Magneti Marelli telematics box uses GPS to monitor position, a three-axis accelerometer to measure acceleration and braking, and a cellphone connection to tell Big Brother.

Derby, England - The overwhelming majority of motorists want to shelve EU plans to introduce so-called 'spy boxes' in cars, according to a new poll by UK car supermarket Motorpoint.

A web-based survey found that 71.5 percent of the almost 2000 drivers who responded to the poll on the company's website opposed regulations that will see 'black boxes' built into all new cars from October 2015 to monitor each driver's speed as well as driving habits.


The "telematics" technology would keep track, Big-Brother style, of how fast their customers drive, how hard they brake and how many journeys a year they take.

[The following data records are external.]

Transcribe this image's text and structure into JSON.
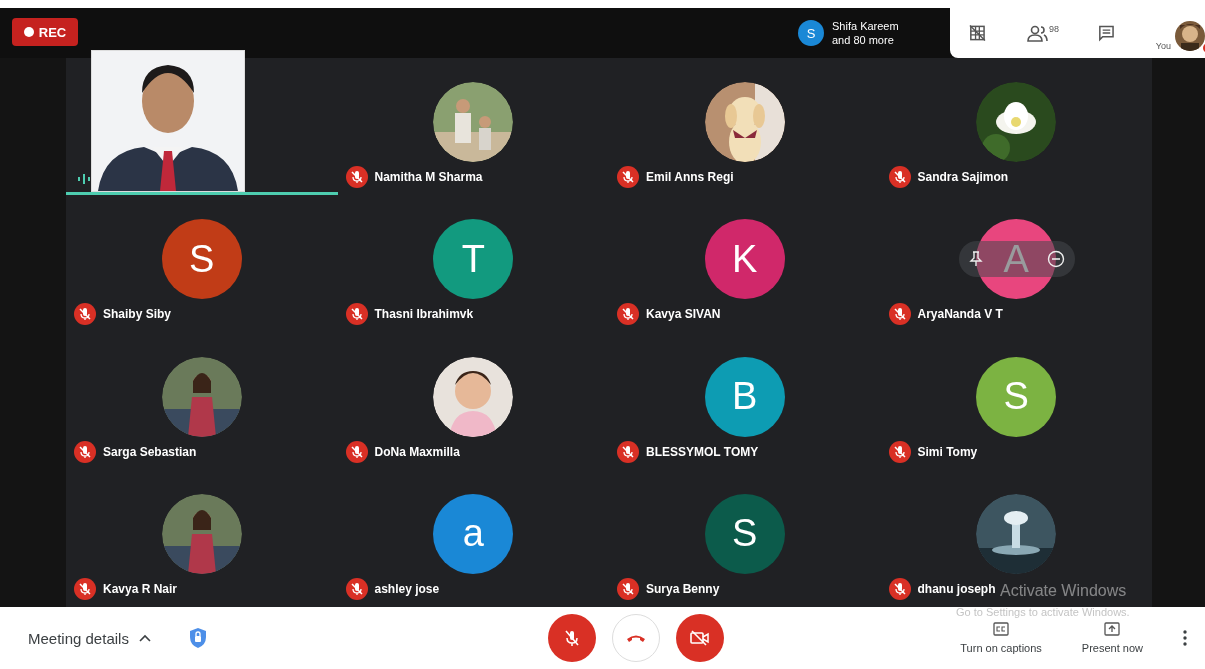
{
  "recording": {
    "label": "REC"
  },
  "participants_chip": {
    "initial": "S",
    "line1": "Shifa Kareem",
    "line2": "and 80 more"
  },
  "toolbar": {
    "people_count": "98",
    "self_label": "You"
  },
  "main_tile": {
    "speaking": true
  },
  "tiles": [
    {
      "name": "Namitha M Sharma",
      "muted": true,
      "hover": false
    },
    {
      "name": "Emil Anns Regi",
      "muted": true,
      "hover": false
    },
    {
      "name": "Sandra Sajimon",
      "muted": true,
      "hover": false
    },
    {
      "name": "Shaiby Siby",
      "kind": "letter",
      "initial": "S",
      "color": "#c13c17",
      "muted": true,
      "hover": false
    },
    {
      "name": "Thasni Ibrahimvk",
      "kind": "letter",
      "initial": "T",
      "color": "#129a7f",
      "muted": true,
      "hover": false
    },
    {
      "name": "Kavya SIVAN",
      "kind": "letter",
      "initial": "K",
      "color": "#d0286a",
      "muted": true,
      "hover": false
    },
    {
      "name": "AryaNanda V T",
      "kind": "letter",
      "initial": "A",
      "color": "#e8467e",
      "muted": true,
      "hover": true
    },
    {
      "name": "Sarga Sebastian",
      "muted": true,
      "hover": false
    },
    {
      "name": "DoNa Maxmilla",
      "muted": true,
      "hover": false
    },
    {
      "name": "BLESSYMOL TOMY",
      "kind": "letter",
      "initial": "B",
      "color": "#0d9cb3",
      "muted": true,
      "hover": false
    },
    {
      "name": "Simi Tomy",
      "kind": "letter",
      "initial": "S",
      "color": "#7cb342",
      "muted": true,
      "hover": false
    },
    {
      "name": "Kavya R Nair",
      "muted": true,
      "hover": false
    },
    {
      "name": "ashley jose",
      "kind": "letter",
      "initial": "a",
      "color": "#1a88d6",
      "muted": true,
      "hover": false
    },
    {
      "name": "Surya Benny",
      "kind": "letter",
      "initial": "S",
      "color": "#0c5b4b",
      "muted": true,
      "hover": false
    },
    {
      "name": "dhanu joseph",
      "muted": true,
      "hover": false
    }
  ],
  "bottom_bar": {
    "meeting_details": "Meeting details",
    "captions": "Turn on captions",
    "present": "Present now"
  },
  "windows_notice": {
    "title": "Activate Windows",
    "message": "Go to Settings to activate Windows."
  }
}
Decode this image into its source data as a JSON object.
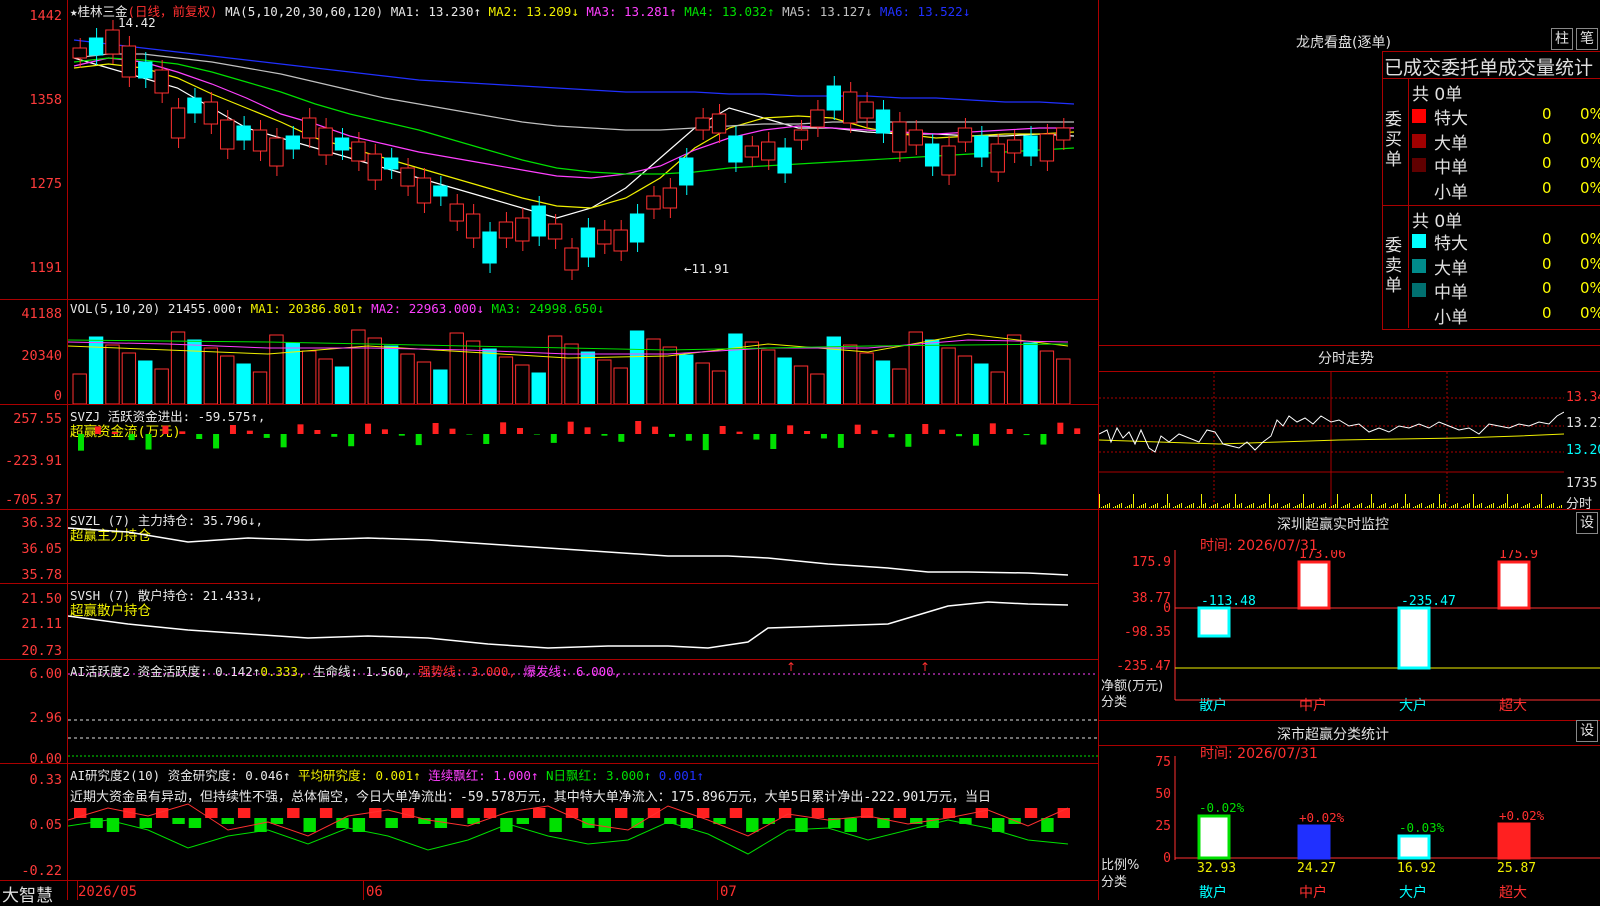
{
  "stock_header": {
    "name": "★桂林三金",
    "mode": "(日线，前复权)",
    "ma_def": "MA(5,10,20,30,60,120)",
    "ma1": "MA1: 13.230↑",
    "ma2": "MA2: 13.209↓",
    "ma3": "MA3: 13.281↑",
    "ma4": "MA4: 13.032↑",
    "ma5": "MA5: 13.127↓",
    "ma6": "MA6: 13.522↓",
    "high_mark": "14.42",
    "low_mark": "←11.91",
    "top_tick": "1442"
  },
  "price_axis": [
    "1358",
    "1275",
    "1191"
  ],
  "vol": {
    "header": "VOL(5,10,20)",
    "val": "21455.000↑",
    "ma1": "MA1: 20386.801↑",
    "ma2": "MA2: 22963.000↓",
    "ma3": "MA3: 24998.650↓",
    "ticks": [
      "41188",
      "20340",
      "0"
    ]
  },
  "svzj": {
    "header": "SVZJ  活跃资金进出: -59.575↑,",
    "sub": "超赢资金流(万元)",
    "ticks": [
      "257.55",
      "-223.91",
      "-705.37"
    ]
  },
  "svzl": {
    "header": "SVZL (7) 主力持仓: 35.796↓,",
    "sub": "超赢主力持仓",
    "ticks": [
      "36.32",
      "36.05",
      "35.78"
    ]
  },
  "svsh": {
    "header": "SVSH (7) 散户持仓: 21.433↓,",
    "sub": "超赢散户持仓",
    "ticks": [
      "21.50",
      "21.11",
      "20.73"
    ]
  },
  "ai1": {
    "header": "AI活跃度2 资金活跃度: 0.142↑",
    "v2": "0.333,",
    "life": "生命线: 1.560,",
    "strong": "强势线: 3.000,",
    "burst": "爆发线: 6.000,",
    "ticks": [
      "6.00",
      "2.96",
      "0.00"
    ]
  },
  "ai2": {
    "header": "AI研究度2(10) 资金研究度: 0.046↑",
    "avg": "平均研究度: 0.001↑",
    "cont": "连续飘红: 1.000↑",
    "nday": "N日飘红: 3.000↑",
    "last": "0.001↑",
    "text": "近期大资金虽有异动，但持续性不强，总体偏空，今日大单净流出：-59.578万元，其中特大单净流入：175.896万元，大单5日累计净出-222.901万元，当日",
    "ticks": [
      "0.33",
      "0.05",
      "-0.22"
    ]
  },
  "footer": {
    "brand": "大智慧",
    "dates": [
      "2026/05",
      "06",
      "07"
    ]
  },
  "right": {
    "title": "龙虎看盘(逐单)",
    "btn1": "柱",
    "btn2": "笔",
    "subtitle": "已成交委托单成交量统计",
    "buy_label": "委买单",
    "sell_label": "委卖单",
    "buy_total": "共 0单",
    "sell_total": "共 0单",
    "buy_rows": [
      {
        "name": "特大",
        "v": "0",
        "p": "0%",
        "color": "#ff0000"
      },
      {
        "name": "大单",
        "v": "0",
        "p": "0%",
        "color": "#a00000"
      },
      {
        "name": "中单",
        "v": "0",
        "p": "0%",
        "color": "#600000"
      },
      {
        "name": "小单",
        "v": "0",
        "p": "0%",
        "color": "#000000"
      }
    ],
    "sell_rows": [
      {
        "name": "特大",
        "v": "0",
        "p": "0%",
        "color": "#00ffff"
      },
      {
        "name": "大单",
        "v": "0",
        "p": "0%",
        "color": "#008b8b"
      },
      {
        "name": "中单",
        "v": "0",
        "p": "0%",
        "color": "#007070"
      },
      {
        "name": "小单",
        "v": "0",
        "p": "0%",
        "color": "#000000"
      }
    ],
    "intraday_title": "分时走势",
    "intraday_ticks": [
      "13.34",
      "13.27",
      "13.20"
    ],
    "intraday_vol": "1735",
    "intraday_unit": "分时",
    "sz_title": "深圳超赢实时监控",
    "sz_set": "设",
    "sz_time": "时间: 2026/07/31",
    "sz_ticks": [
      "175.9",
      "38.77",
      "0",
      "-98.35",
      "-235.47"
    ],
    "sz_unit": "净额(万元)",
    "sz_cat": "分类",
    "sz_vals": [
      "-113.48",
      "173.06",
      "-235.47",
      "175.9"
    ],
    "sz_cats": [
      "散户",
      "中户",
      "大户",
      "超大"
    ],
    "cls_title": "深市超赢分类统计",
    "cls_set": "设",
    "cls_time": "时间: 2026/07/31",
    "cls_ticks": [
      "75",
      "50",
      "25",
      "0"
    ],
    "cls_unit": "比例%",
    "cls_cat": "分类",
    "cls_changes": [
      "-0.02%",
      "+0.02%",
      "-0.03%",
      "+0.02%"
    ],
    "cls_vals": [
      "32.93",
      "24.27",
      "16.92",
      "25.87"
    ],
    "cls_cats": [
      "散户",
      "中户",
      "大户",
      "超大"
    ]
  }
}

It's based on the eCall system that is used by a number of car manufacturers to make it easier for the emergency services to track crashed vehicles.


Anybody who refuses to have a 'black box' fitted retrospectively to an existing vehicle could see a spike in their insurance premiums as a result. Furthermore, motorists won't be able to switch off the device and testing, to see that it's still operational, is expected to become part of the roadworthy test.

Motorpoint managing director Mark Carpenter said: "You can't argue with the benefits of a device being used to make it easier for the emergency services to track a vehicle but the results of our poll are definitive - drivers don't want costly Big-Brother style devices attached to their cars that have the potential to track their movements 24/7."